DDA Line Algorithm

The two endpoints of a line segment are specified at positions (x1, y1) and (x2, y2). Determine the slope m and y-intercept b with the following calculations.

m = (y2 - y1) / (x2 - x1)
m = Dy / Dx                    ...(2)
b = y1 - m * x1                ...(3)

From the slope equation, the x interval is:

m = Dy / Dx
Dx = Dy / m                    ...(5)

Line DDA Algorithm

The digital differential analyzer (DDA) is a scan-conversion line algorithm based on the Dx calculation. The line is sampled at unit intervals in one coordinate, and the nearest integer value is chosen for the other coordinate.

Consider first a line with a positive slope.

Step 1 — slope ≤ 1

If the slope is less than or equal to 1, use unit x intervals (Dx = 1) and compute each successive y value:

Dx = 1
m = Dy / Dx
m = (y2 - y1) / 1
m = (yk+1 - yk) / 1
yk+1 = yk + m                  ...(6)

• subscript k starts at 1 for the first point and increments until the end point is reached
• m is any real number between 0 and 1
• calculated y values must be rounded to the nearest integer

Step 2 — slope > 1

If the slope is greater than 1, use unit y intervals (Dy = 1) and compute each successive x value:

Dy = 1
m = Dy / Dx
m = 1 / (x2 - x1)
m = 1 / (xk+1 - xk)
xk+1 = xk + (1 / m)            ...(7)

Equations (6) and (7) process the line from the left endpoint to the right endpoint.

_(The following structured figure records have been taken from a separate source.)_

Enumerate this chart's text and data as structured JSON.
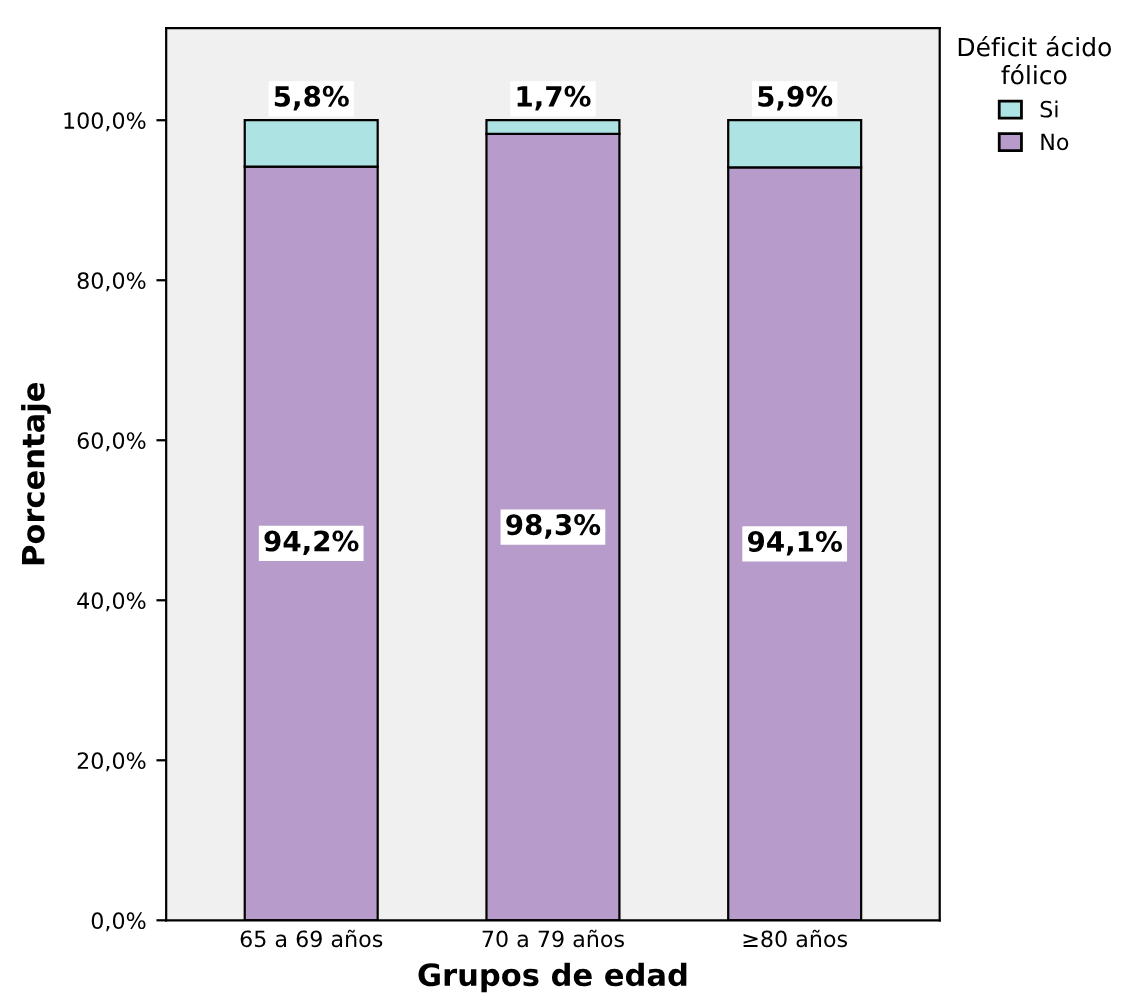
{
  "chart_data": {
    "type": "bar",
    "stacked": true,
    "xlabel": "Grupos de edad",
    "ylabel": "Porcentaje",
    "legend_title": "Déficit ácido\nfólico",
    "legend": "top right",
    "categories": [
      "65 a 69 años",
      "70 a 79 años",
      "≥80 años"
    ],
    "series": [
      {
        "name": "No",
        "color": "#b79ccb",
        "values": [
          94.2,
          98.3,
          94.1
        ],
        "value_labels": [
          "94,2%",
          "98,3%",
          "94,1%"
        ]
      },
      {
        "name": "Si",
        "color": "#aee3e3",
        "values": [
          5.8,
          1.7,
          5.9
        ],
        "value_labels": [
          "5,8%",
          "1,7%",
          "5,9%"
        ]
      }
    ],
    "ylim": [
      0,
      111.5
    ],
    "yticks": [
      {
        "value": 0,
        "label": "0,0%"
      },
      {
        "value": 20,
        "label": "20,0%"
      },
      {
        "value": 40,
        "label": "40,0%"
      },
      {
        "value": 60,
        "label": "60,0%"
      },
      {
        "value": 80,
        "label": "80,0%"
      },
      {
        "value": 100,
        "label": "100,0%"
      }
    ],
    "grid": false
  }
}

Step 3 — reverse processing

If processing starts at the right endpoint:

Dx = -1
m = Dy / Dx
m = (y2 - y1) / -1
yk+1 = yk - m                  ...(8)

Step 4 — negative slope

For negative slope with Dy = -1:

Dy = -1
m = Dy / Dx
m = -1 / (x2 - x1)
m = -1 / (xk+1 - xk)
xk+1 = xk + (1 / m)            ...(9)

Equations (6) and (9) calculate pixel positions along a line with a negative slope.

Advantage

• Faster method for calculating pixel positions than the equation Y = mx + b

Disadvantage

• Floating-point increments accumulate rounding error and still require significant computation time

C Programming Code for line-drawing algorithm

void linedda(int xa, int ya, int xb, int yb)
{
    int dx = xb - xa, dy = yb - ya, steps, k;
    float xincrement, yincrement, x = xa, y = ya;

    if (abs(dx) > abs(dy))
        steps = abs(dx);
    else
        steps = abs(dy);

    xincrement = dx / (float)steps;
    yincrement = dy / (float)steps;
    putpixel(round(x), round(y), 2);

    for (k = 0; k < steps; k++) {
        x += xincrement;
        y += yincrement;
        putpixel(round(x), round(y), 2);
    }
}

Sample Output

xa,ya=>(2,2)
xb,yb=>(8,10)
dx=6
dy=8
xincrement=6/8=0.75
yincrement=8/8=1
1) for(k=0;k<8;k++)
xincrement=0.75+0.75=1.50
yincrement=1+1=2
1=>(2,2)
2) for(k=1;k<8;k++)
xincrement=1.50+0.75=2.25
yincrement=2+1=3
2=>(3,3)
it will be incremented upto the final end point is reached.